En France, l'arrêt de travail relève d'une décision strictement médicale. C'est le médecin (généraliste, spécialiste, médecin du travail dans certains cas, ou médecin hospitalier) qui apprécie, à partir de l'examen clinique, la nécessité d'un arrêt et sa durée.

L'article L. 321-1 du Code de la sécurité sociale en pose le principe : l'arrêt n'est valable que s'il est justifié médicalement et conforme à l'intérêt de la santé du patient. La CNAM met à disposition de tous les médecins prescripteurs des fiches repères de durée par pathologie, qui guident la prescription en fonction du métier et de la situation du patient.

1.1 Trois durées à distinguer

Notion Définition
Durée prescrite La durée écrite sur l'avis d'arrêt remis au patient. Décidée par le médecin, elle peut être plus courte ou plus longue que les référentiels.
Durée référentielle La durée indicative publiée par la CNAM en fonction du diagnostic et de la nature du poste (sédentaire, manuel léger, manuel lourd).
Durée effective La durée réelle de l'arrêt, qui peut s'allonger via une prolongation ou se raccourcir si le patient se sent prêt à reprendre.

La distinction entre « la durée que je dois avoir » et « la durée que mon médecin me prescrira » est cruciale : les référentiels Ameli sont indicatifs, ils ne sont ni un droit exigible par le patient, ni une limite imposable au médecin.

Sources : Code de la sécurité sociale, Art.
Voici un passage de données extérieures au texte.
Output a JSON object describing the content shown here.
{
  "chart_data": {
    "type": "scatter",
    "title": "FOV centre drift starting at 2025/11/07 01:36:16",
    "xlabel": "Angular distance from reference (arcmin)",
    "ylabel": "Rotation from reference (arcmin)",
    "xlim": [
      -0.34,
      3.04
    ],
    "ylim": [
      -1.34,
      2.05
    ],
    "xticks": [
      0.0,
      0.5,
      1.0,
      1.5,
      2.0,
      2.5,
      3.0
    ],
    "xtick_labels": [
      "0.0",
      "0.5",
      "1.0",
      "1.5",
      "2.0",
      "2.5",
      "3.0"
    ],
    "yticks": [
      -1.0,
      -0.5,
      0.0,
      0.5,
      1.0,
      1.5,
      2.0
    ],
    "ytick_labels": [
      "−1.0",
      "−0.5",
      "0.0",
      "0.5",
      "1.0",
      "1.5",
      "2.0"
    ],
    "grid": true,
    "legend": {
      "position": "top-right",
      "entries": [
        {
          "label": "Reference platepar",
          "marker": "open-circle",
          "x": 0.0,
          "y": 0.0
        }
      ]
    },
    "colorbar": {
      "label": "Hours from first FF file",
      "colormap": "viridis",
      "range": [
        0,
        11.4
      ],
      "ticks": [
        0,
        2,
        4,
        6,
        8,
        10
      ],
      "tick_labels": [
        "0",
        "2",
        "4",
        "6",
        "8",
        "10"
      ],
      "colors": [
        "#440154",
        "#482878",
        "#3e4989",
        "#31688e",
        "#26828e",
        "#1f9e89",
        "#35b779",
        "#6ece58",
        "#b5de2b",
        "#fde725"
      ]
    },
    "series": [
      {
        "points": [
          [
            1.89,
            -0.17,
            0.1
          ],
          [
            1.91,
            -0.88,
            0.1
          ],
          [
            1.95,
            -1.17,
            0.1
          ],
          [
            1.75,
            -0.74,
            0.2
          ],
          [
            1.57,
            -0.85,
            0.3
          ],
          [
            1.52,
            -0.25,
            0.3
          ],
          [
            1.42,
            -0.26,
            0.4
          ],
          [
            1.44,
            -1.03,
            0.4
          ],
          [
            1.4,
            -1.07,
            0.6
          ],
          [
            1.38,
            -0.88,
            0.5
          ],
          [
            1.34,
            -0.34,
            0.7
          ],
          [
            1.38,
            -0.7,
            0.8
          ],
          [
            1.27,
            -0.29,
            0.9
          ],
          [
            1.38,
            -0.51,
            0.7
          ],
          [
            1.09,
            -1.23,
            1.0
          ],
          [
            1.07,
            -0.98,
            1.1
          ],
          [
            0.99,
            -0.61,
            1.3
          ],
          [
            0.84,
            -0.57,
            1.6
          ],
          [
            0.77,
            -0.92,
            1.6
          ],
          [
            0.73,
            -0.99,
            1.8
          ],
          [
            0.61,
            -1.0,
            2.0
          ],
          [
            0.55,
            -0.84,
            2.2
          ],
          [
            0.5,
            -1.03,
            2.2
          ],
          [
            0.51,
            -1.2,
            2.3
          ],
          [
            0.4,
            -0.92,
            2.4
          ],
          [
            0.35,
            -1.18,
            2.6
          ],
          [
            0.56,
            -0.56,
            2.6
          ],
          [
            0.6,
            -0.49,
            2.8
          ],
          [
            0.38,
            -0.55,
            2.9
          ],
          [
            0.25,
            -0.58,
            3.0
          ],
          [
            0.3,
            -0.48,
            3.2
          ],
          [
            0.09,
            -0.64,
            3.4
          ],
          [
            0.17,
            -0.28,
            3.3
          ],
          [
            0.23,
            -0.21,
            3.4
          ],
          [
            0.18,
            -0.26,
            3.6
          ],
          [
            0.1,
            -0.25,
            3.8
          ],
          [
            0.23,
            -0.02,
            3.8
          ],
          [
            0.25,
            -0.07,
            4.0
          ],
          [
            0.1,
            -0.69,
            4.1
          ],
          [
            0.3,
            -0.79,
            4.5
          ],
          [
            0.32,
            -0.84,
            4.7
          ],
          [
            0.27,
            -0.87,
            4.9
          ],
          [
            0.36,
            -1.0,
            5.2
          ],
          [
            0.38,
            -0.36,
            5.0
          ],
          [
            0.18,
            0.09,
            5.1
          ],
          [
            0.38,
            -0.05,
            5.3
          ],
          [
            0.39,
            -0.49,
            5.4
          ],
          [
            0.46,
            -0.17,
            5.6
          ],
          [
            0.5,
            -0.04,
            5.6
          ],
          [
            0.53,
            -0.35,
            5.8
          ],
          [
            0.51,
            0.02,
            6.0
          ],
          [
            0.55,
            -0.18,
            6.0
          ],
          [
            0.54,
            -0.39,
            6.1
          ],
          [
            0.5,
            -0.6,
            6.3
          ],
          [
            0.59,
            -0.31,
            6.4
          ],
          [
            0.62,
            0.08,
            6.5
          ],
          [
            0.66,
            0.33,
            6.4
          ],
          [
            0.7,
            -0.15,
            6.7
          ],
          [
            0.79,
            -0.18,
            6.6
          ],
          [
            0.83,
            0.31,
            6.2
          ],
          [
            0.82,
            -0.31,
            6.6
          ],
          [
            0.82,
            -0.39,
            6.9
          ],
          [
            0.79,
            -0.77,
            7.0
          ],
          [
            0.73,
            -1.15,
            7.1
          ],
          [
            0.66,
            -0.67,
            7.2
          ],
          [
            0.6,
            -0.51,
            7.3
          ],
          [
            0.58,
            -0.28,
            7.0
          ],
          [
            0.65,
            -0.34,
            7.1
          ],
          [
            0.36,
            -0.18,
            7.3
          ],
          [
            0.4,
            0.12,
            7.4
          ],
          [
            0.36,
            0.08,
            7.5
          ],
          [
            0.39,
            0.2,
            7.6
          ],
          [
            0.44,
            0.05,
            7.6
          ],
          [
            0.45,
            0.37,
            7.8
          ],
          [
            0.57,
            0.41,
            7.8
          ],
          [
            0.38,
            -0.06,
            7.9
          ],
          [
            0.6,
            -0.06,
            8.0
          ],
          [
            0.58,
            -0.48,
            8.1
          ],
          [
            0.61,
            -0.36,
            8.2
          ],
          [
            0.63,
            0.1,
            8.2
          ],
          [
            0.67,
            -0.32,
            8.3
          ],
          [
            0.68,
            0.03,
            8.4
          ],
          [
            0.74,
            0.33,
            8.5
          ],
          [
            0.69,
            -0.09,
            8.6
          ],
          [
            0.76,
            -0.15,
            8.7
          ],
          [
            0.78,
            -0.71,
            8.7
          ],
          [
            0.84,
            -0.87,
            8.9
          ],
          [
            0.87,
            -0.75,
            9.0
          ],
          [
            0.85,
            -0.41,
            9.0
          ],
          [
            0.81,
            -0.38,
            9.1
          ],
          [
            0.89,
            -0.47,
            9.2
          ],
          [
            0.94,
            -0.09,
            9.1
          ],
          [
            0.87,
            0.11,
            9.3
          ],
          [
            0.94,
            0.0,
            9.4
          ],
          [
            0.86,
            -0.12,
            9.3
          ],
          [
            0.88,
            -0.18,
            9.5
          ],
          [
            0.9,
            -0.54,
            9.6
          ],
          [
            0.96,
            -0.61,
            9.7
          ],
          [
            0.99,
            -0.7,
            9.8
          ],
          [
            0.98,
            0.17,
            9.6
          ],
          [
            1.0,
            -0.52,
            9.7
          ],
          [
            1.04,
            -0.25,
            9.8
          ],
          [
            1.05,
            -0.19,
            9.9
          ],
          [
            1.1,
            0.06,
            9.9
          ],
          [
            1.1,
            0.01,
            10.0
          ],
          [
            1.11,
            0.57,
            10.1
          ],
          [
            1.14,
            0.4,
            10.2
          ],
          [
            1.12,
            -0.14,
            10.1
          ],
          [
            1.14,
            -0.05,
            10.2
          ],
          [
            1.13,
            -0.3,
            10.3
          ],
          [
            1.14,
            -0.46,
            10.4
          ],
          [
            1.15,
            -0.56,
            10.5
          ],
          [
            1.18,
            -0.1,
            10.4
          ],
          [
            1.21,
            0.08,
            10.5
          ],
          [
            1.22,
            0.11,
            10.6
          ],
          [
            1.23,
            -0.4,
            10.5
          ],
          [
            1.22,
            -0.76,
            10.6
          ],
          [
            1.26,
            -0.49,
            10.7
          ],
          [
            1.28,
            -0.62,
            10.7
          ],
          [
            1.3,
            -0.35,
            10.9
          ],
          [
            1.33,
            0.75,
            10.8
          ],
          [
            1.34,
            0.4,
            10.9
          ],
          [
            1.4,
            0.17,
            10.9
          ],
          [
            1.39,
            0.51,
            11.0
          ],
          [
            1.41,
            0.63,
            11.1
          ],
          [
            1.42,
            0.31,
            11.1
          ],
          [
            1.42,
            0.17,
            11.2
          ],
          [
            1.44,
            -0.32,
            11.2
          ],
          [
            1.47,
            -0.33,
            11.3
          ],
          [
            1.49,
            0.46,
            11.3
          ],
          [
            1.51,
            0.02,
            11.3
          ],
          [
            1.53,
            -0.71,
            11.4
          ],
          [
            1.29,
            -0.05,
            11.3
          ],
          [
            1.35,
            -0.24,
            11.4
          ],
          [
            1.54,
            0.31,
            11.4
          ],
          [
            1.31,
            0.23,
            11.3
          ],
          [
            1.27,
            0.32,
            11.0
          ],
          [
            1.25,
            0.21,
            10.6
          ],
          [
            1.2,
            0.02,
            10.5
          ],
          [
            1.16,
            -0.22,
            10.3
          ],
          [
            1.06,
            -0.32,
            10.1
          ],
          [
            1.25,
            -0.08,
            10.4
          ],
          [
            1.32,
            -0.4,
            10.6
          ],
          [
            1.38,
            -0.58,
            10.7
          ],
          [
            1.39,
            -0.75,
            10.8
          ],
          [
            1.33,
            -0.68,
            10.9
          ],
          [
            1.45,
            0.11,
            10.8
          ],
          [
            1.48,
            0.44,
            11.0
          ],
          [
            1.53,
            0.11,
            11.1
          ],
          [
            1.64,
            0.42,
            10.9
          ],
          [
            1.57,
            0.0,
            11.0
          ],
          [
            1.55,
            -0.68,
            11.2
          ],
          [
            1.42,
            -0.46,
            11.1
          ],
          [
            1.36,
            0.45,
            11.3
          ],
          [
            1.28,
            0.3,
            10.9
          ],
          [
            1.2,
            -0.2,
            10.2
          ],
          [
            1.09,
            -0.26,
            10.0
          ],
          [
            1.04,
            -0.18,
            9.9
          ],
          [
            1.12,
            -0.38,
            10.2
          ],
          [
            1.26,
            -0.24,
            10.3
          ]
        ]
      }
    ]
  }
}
L. 321-1 et R. 321-2 ; CNAM — fiches repères durée d'arrêt ; Ameli.fr.

2. Délai de carence, plafond 360 jours, ALD : ce qu'il faut savoir

Trois règles structurantes encadrent la durée de prise en charge financière de l'arrêt maladie. Elles ne déterminent pas la durée prescrite, mais affectent directement votre porte-monnaie.

2.1 Le délai de carence

L'assurance maladie verse les indemnités journalières de sécurité sociale (IJSS) à partir du 4ᵉ jour d'arrêt en cas de maladie non professionnelle (Art. L. 323-1 du Code de la sécurité sociale). Les trois premiers jours, dits de carence, ne sont pas indemnisés par la sécu — ils peuvent l'être par l'employeur via la convention collective ou un accord d'entreprise (subrogation, maintien de salaire).

En cas d'arrêt pour accident du travail ou maladie professionnelle (AT/MP), il n'y a pas de délai de carence : les IJSS sont versées dès le lendemain de l'accident.

2.2 Le plafond de 360 jours sur 3 ans

Pour un arrêt « classique » (hors ALD), le nombre maximum de jours indemnisés par la CPAM est de 360 jours sur une période de 3 ans (Art. R. 323-1 du Code de la sécurité sociale). Ce plafond reset par périodes glissantes — pas par année civile.

Au-delà, le patient bascule, sous conditions, vers le régime des affections de longue durée (ALD), de l'invalidité ou d'une procédure d'inaptitude — autant de situations qui sont à apprécier avec le médecin-conseil et la médecine du travail.

2.3 Les ALD (affections de longue durée)

Pour les pathologies inscrites sur la liste des 30 ALD (cancer, diabète, maladie cardiovasculaire grave, sclérose en plaques, certaines pathologies psychiatriques, etc.), les IJSS peuvent être versées pendant 3 ans, sans le plafond de 360 jours classique. Le médecin traitant établit un protocole de soins en lien avec le médecin-conseil de la CPAM.

Sources : Code de la sécurité sociale, Art. L. 323-1, R. 323-1, L. 324-1 (ALD) ; Ameli.fr — IJSS et ALD ; HAS — guides ALD.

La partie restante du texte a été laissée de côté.